We propose to study the chemical spectrum and biological consequences of deoxyribose oxidation produced by ionizing radiation and chemical oxidants in isolated DNA and in cells. DNA oxidation is strongly associated with the pathophysiology of cancer and aging, with the bulk of research in this area focused on nucleobase lesions. However, there is growing evidence that deoxyribose oxidation plays a critical role in the genetic toxicology of oxidative stress, including involvement in complex DNA lesions, cross-linking with DNA repair proteins and the formation of endogenous DNA adducts. In spite of this evidence, there have been few studies that address the chemistry of deoxyribose oxidation in cells. We propose to develop sensitive analytical techniques to quantify the spectrum of deoxyribose oxidation products in isolated DNA and in cells exposed to different oxidizing agents, and to define the cellular response to these products.
Aim #1 : Development of analytical techniques to quantify deoxyribose oxidation products. With abundant support from preliminary studies, we will develop GC/MS strategies for quantifying oxidation products arising from the 1'-, 3'-, 4'-, and 5'-positions of deoxyribose.
Aim #2 : Development of alpha-particle sources. A major goal of our studies is to compare and contrast the chemistry of deoxyribose oxidation caused by alpha- and gamma-radiation. Limited access to alpha-radiation facilities has motivated us to develop versatile 241Am alpha-particle sources for irradiation of isolated DNA and cells.

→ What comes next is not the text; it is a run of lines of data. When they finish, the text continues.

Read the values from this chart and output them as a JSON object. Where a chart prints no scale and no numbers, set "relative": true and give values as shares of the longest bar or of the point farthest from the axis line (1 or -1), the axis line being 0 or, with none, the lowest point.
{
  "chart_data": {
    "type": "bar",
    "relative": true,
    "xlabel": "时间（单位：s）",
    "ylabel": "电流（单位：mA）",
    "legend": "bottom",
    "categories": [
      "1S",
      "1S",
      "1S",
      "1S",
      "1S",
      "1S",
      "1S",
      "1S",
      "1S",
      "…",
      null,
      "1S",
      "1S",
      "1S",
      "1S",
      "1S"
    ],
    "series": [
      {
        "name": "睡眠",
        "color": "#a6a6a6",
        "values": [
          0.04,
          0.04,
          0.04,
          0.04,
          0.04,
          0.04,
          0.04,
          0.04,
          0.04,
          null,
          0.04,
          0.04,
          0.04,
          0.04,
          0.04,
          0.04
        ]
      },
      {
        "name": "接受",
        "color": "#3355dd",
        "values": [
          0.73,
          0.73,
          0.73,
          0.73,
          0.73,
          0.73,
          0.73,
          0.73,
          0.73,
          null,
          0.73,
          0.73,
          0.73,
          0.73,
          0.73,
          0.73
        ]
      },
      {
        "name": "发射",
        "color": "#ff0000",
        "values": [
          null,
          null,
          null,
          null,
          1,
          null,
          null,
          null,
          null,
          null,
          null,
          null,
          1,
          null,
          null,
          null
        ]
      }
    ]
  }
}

Aim #3 : Characterization of deoxyribose oxidation products in purified DNA. The methods and radiation sources developed in Aims #1 and #2 will be applied to quantifying deoxyribose oxidation products in isolated DNA. The goals here are: (1) to lay the groundwork for studies in cells; and (2) to test hypotheses related to the chemical mechanisms of deoxyribose oxidation by ionizing radiation and chemical oxidants.
Aim #4 : Defining the chemistry and biology of deoxyribose oxidation in cells. Observations made in isolated DNA will now be carded into cells. There are two objectives here: (1) to define the effect of the cellular environment on the chemistry of deoxyribose oxidation; and (2) to define the role of deoxyribose oxidation in the cellular responses to oxidative stress.